The debate between the merits of the active and the contemplative life were not original to Renaissance Florentines. The same dilemmas had been explored by ancient writers like Cicero, for whom a life of quiet reflection was the consolation for political defeat.

A similar dynamic was at work in Renaissance Florence; the more disengaged philosophy that characterized the period of Lorenzo’s ascendance reflected a narrowing of political horizons. Clearly a philosophy whose main purpose was to exhort men to participate actively as citizens was inappropriate to an age when power was concentrated in only a few hands. But external events, too, played a role in this philosophical evolution. Salutati and Bruni wrote in a euphoric time, when Florence’s ultimately successful contest against the Visconti of Milan, viewed as a biblical contest of David vs. Goliath, encouraged men to reflect on the unique qualities that allowed a small republic to face down a giant and despotic power. Emphasizing the vital democracy of their own city allowed them to draw a more effective contrast with the tyranny they were fighting. A century later, Machiavelli and Guicciardini were both motivated to write about politics out of despair following the trauma of the foreign invasions in the years after Lorenzo’s death; as the city-states of their youth crumbled before the nation states of the future, it was only natural to examine the political institutions that had led them down the path to ruin. By contrast, Lorenzo presided over an age of political lethargy. For the most part citizens were willing to give up at least a portion of their ancient rights in return for the stability and peace that Medici rule brought them. It is telling that the greatest crisis of Lorenzo’s reign—the Pazzi conspiracy—was overcome not through military might but because the ancient cry of
“Popolo e Liberta!”
no longer stirred the hearts of the citizens.

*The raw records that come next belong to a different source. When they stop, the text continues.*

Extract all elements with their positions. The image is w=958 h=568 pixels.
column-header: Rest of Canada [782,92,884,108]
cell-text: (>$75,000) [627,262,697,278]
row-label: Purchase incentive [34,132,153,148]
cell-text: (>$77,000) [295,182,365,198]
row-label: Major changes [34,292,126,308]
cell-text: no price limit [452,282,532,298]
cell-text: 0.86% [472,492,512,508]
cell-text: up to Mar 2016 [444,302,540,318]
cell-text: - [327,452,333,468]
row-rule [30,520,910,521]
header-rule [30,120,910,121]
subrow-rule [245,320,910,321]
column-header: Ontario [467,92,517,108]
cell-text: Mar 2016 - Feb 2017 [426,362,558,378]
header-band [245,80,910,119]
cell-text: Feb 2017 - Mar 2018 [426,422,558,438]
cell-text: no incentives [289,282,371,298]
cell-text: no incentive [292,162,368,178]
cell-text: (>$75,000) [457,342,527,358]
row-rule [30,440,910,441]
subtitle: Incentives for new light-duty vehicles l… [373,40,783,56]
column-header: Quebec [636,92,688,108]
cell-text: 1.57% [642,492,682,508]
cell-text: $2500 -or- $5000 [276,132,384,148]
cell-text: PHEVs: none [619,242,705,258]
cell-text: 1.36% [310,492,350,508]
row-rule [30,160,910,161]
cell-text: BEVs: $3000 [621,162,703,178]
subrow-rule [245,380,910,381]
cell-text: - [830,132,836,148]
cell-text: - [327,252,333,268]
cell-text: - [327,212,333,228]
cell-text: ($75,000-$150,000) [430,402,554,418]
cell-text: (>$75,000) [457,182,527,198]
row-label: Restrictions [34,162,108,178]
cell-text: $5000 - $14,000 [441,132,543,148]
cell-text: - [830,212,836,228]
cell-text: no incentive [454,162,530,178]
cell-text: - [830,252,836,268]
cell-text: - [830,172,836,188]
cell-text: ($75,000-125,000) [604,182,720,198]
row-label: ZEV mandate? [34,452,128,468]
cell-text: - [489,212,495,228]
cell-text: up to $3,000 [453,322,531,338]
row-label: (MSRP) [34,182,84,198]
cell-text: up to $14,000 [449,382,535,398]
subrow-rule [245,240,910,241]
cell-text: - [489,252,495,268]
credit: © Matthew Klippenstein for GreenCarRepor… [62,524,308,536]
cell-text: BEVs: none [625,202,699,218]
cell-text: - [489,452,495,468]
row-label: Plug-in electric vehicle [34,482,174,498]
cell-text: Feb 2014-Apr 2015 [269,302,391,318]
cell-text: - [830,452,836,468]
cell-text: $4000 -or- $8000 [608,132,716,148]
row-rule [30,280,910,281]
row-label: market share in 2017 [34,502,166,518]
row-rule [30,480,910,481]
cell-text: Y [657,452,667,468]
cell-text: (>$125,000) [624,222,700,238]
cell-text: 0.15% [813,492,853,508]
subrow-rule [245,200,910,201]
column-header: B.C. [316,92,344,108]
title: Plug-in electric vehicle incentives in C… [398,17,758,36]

Even opponents of Lorenzo’s regime seemed content for the most part to till their own little plots. One of the most coherent critiques of Medici rule—Alamanno Rinuccini’s “Dialogue on Liberty”—was written in secret by someone whose own career was a model of apathy and ineffectualness. Though in private he boldly chastised Lorenzo and his regime, Rinuccini was always happy to pick up whatever political plums were tossed his way.
*
In fact while Rinuccini and Lorenzo stood on opposite sides of the political fence, the two are not as dissimilar as they might at first appear. Rinuccini’s imaginary dialogue concludes with his alter ego, Eleutherius (lover of liberty), issuing something less than a ringing call to arms: “[T]he truth is that I cannot peacefully tolerate our ungrateful citizenry and the usurpers of our liberty. I live, therefore, as you see, content with this little house and farm. I am free from all anxiety. I don’t inquire what goes on in the city, and I lead a quiet and free life.” Is it any wonder that with friends like Rinuccini the Pazzi revolution never got off the ground?